German publication Heise.de was the first to catch up with the specifications of CADnetworks' new visual workstation, ProViz W60 and the G13, G26 and G40 servers. The specifications only confirm what we were suspecting – Nvidia was coy about disclosing the amount of memory that was to be placed on the K20 boards because it will actually end up less than its predecessor, Tesla C2075. We suspected this might happen as both Samsung and Hynix refused to manufacture the 4Gbit GDDR5 chip, citing lack of interest. According to our sources, the reason was a bit different, and quite unflattering for both Samsung and Hynix – both companies requested money from Nvidia in order to get the high-density GDDR5 to market, but they refused to give out exclusivity deal to the company. At least, that's how one side of the story goes.
Faced with the availability of only 1 and 2 Gbit GDDR5 chips, it doesn't take a rocket scientist to figure out that the K20 could only ship with no more than six physical gigabytes, e.g. five workable gigabytes once ECC is enabled (by default).
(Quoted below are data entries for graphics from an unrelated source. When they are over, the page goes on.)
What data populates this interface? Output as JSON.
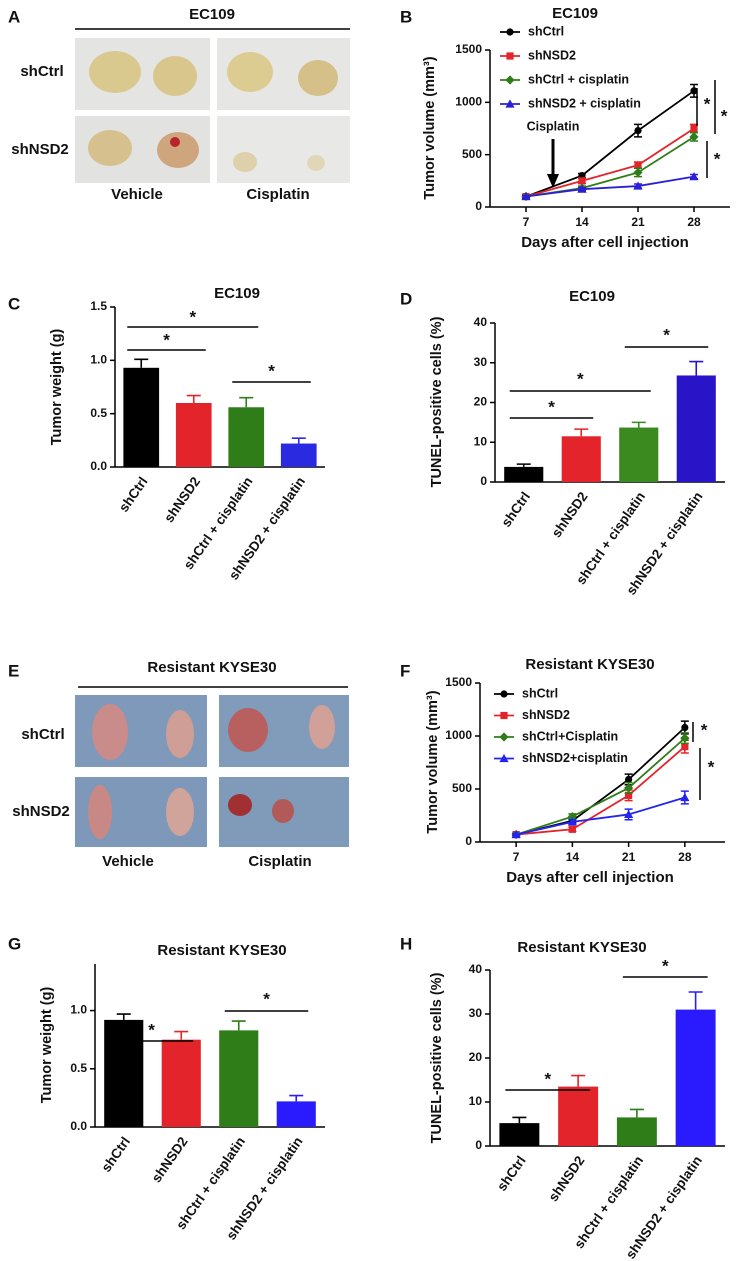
{
  "photo_panels": [
    {
      "panel": "A",
      "title": "EC109",
      "row_labels": [
        "shCtrl",
        "shNSD2"
      ],
      "column_labels": [
        "Vehicle",
        "Cisplatin"
      ]
    },
    {
      "panel": "E",
      "title": "Resistant KYSE30",
      "row_labels": [
        "shCtrl",
        "shNSD2"
      ],
      "column_labels": [
        "Vehicle",
        "Cisplatin"
      ]
    }
  ],
  "chart_data": [
    {
      "panel": "B",
      "type": "line",
      "title": "EC109",
      "xlabel": "Days after cell injection",
      "ylabel": "Tumor volume (mm³)",
      "x": [
        7,
        14,
        21,
        28
      ],
      "xlim": [
        2.5,
        32.5
      ],
      "xticks": [
        7,
        14,
        21,
        28
      ],
      "ylim": [
        0,
        1500
      ],
      "yticks": [
        0,
        500,
        1000,
        1500
      ],
      "annotation": "Cisplatin",
      "series": [
        {
          "name": "shCtrl",
          "color": "#000000",
          "marker": "circle",
          "values": [
            100,
            300,
            730,
            1110
          ],
          "errors": [
            15,
            20,
            60,
            60
          ]
        },
        {
          "name": "shNSD2",
          "color": "#e3242b",
          "marker": "square",
          "values": [
            100,
            250,
            400,
            750
          ],
          "errors": [
            10,
            25,
            30,
            40
          ]
        },
        {
          "name": "shCtrl + cisplatin",
          "color": "#2f7d19",
          "marker": "diamond",
          "values": [
            100,
            180,
            330,
            670
          ],
          "errors": [
            10,
            20,
            40,
            40
          ]
        },
        {
          "name": "shNSD2 + cisplatin",
          "color": "#2a1fd6",
          "marker": "triangle",
          "values": [
            100,
            170,
            200,
            290
          ],
          "errors": [
            10,
            15,
            20,
            20
          ]
        }
      ],
      "significance": [
        "*",
        "*",
        "*"
      ]
    },
    {
      "panel": "C",
      "type": "bar",
      "title": "EC109",
      "ylabel": "Tumor weight (g)",
      "categories": [
        "shCtrl",
        "shNSD2",
        "shCtrl + cisplatin",
        "shNSD2 + cisplatin"
      ],
      "values": [
        0.93,
        0.6,
        0.56,
        0.22
      ],
      "errors": [
        0.08,
        0.07,
        0.09,
        0.05
      ],
      "colors": [
        "#000000",
        "#e3242b",
        "#2f7d19",
        "#2a2ae0"
      ],
      "ylim": [
        0,
        1.5
      ],
      "yticks": [
        {
          "value": 0,
          "label": "0.0"
        },
        0.5,
        {
          "value": 1,
          "label": "1.0"
        },
        1.5
      ],
      "significance": [
        "*",
        "*",
        "*"
      ]
    },
    {
      "panel": "D",
      "type": "bar",
      "title": "EC109",
      "ylabel": "TUNEL-positive cells (%)",
      "categories": [
        "shCtrl",
        "shNSD2",
        "shCtrl + cisplatin",
        "shNSD2 + cisplatin"
      ],
      "values": [
        3.8,
        11.5,
        13.7,
        26.8
      ],
      "errors": [
        0.7,
        1.8,
        1.3,
        3.5
      ],
      "colors": [
        "#000000",
        "#e3242b",
        "#3a8a1f",
        "#2a14c8"
      ],
      "ylim": [
        0,
        40
      ],
      "yticks": [
        0,
        10,
        20,
        30,
        40
      ],
      "significance": [
        "*",
        "*",
        "*"
      ]
    },
    {
      "panel": "F",
      "type": "line",
      "title": "Resistant KYSE30",
      "xlabel": "Days after cell injection",
      "ylabel": "Tumor volume (mm³)",
      "x": [
        7,
        14,
        21,
        28
      ],
      "xlim": [
        2.5,
        33
      ],
      "xticks": [
        7,
        14,
        21,
        28
      ],
      "ylim": [
        0,
        1500
      ],
      "yticks": [
        0,
        500,
        1000,
        1500
      ],
      "series": [
        {
          "name": "shCtrl",
          "color": "#000000",
          "marker": "circle",
          "values": [
            70,
            200,
            590,
            1080
          ],
          "errors": [
            10,
            20,
            50,
            60
          ]
        },
        {
          "name": "shNSD2",
          "color": "#e3242b",
          "marker": "square",
          "values": [
            70,
            120,
            440,
            900
          ],
          "errors": [
            10,
            20,
            50,
            60
          ]
        },
        {
          "name": "shCtrl+Cisplatin",
          "color": "#2f7d19",
          "marker": "diamond",
          "values": [
            70,
            240,
            510,
            980
          ],
          "errors": [
            10,
            25,
            50,
            50
          ]
        },
        {
          "name": "shNSD2+cisplatin",
          "color": "#2424f0",
          "marker": "triangle",
          "values": [
            70,
            190,
            260,
            420
          ],
          "errors": [
            10,
            20,
            50,
            60
          ]
        }
      ],
      "significance": [
        "*",
        "*"
      ]
    },
    {
      "panel": "G",
      "type": "bar",
      "title": "Resistant KYSE30",
      "ylabel": "Tumor weight (g)",
      "categories": [
        "shCtrl",
        "shNSD2",
        "shCtrl + cisplatin",
        "shNSD2 + cisplatin"
      ],
      "values": [
        0.92,
        0.75,
        0.83,
        0.22
      ],
      "errors": [
        0.05,
        0.07,
        0.08,
        0.05
      ],
      "colors": [
        "#000000",
        "#e3242b",
        "#2f7d19",
        "#2a1bff"
      ],
      "ylim": [
        0,
        1.4
      ],
      "yticks": [
        {
          "value": 0,
          "label": "0.0"
        },
        0.5,
        {
          "value": 1,
          "label": "1.0"
        }
      ],
      "significance": [
        "*",
        "*"
      ]
    },
    {
      "panel": "H",
      "type": "bar",
      "title": "Resistant KYSE30",
      "ylabel": "TUNEL-positive cells (%)",
      "categories": [
        "shCtrl",
        "shNSD2",
        "shCtrl + cisplatin",
        "shNSD2 + cisplatin"
      ],
      "values": [
        5.2,
        13.5,
        6.5,
        31
      ],
      "errors": [
        1.3,
        2.5,
        1.8,
        4
      ],
      "colors": [
        "#000000",
        "#e3242b",
        "#2f7d19",
        "#2a1bff"
      ],
      "ylim": [
        0,
        40
      ],
      "yticks": [
        0,
        10,
        20,
        30,
        40
      ],
      "significance": [
        "*",
        "*"
      ]
    }
  ]
}
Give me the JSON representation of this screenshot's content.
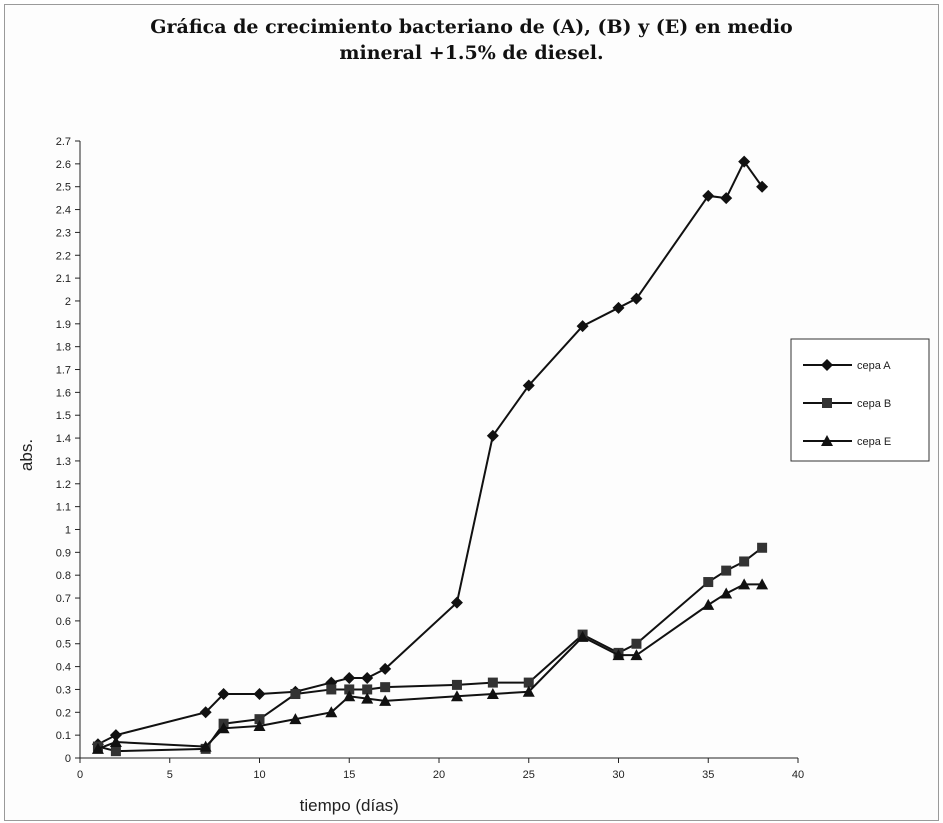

Thus, the K20 board is featuring a 7.1 billion transistor manufactured in 28nm process at TSMC, once more becoming the world's largest silicon (once again, a title Nvidia held since 2006 and the G80 chip). The chip in question has 13 SMX clusters enabled, which carry 192 cores each – for a grand total of 2,496 CUDA cores. The number trounces the GK104 (available in GeForce GTX 660Ti/670/680/690, Quadro K5000 and Tesla K10) by a significant margin, as the GK104 carries "just" 1536 cores. The chip physically carries 16 SMX cores, with two being disabled for yield purposes. If TSMC improves on its 28nm process, we might see a K25 or K30 with full 2880 CUDA cores, but don't expect too much.
The number of cores is not the only change, though – Nvidia was working hard on optimizing the Double Precision performance, failing short of self-imposed target of 1.5 TFLOPS DP. As it stands right now, the K20 will barely outperform the Xeon Phi (ex-Larrabee, now Knights Corner / Knights Ferry) and AMD's own FirePro S9000 (which is hidden on AMD's website so well that you can't find it unless you use a search engine).
The GPU will only work at 705MHz, meaning that you can expect double-precision performance to the tune of 1.17 TFLOPS, barely double than C2075/M2075/M2090. Single-precision performance is quite solid at 3.52 TFLOPS, but still lags behind AMD's Tahiti GL GPU (4TFLOPS Single, 1TFLOPS Double).
The price is set at already announced $3199, or 2950 Euro.
All in all, when it comes to 2013 Accelerator / GPGPU battle, we can now say that Tesla K20 is nowhere near as impressive as the company hopes it to be – Larrabee Reborn (Xeon Phi) and FirePro S9000 are too close for comfort, and with Intel's pricing schemes, no wonder Nvidia is worrying about its neighbor on the east side of the 101 freeway.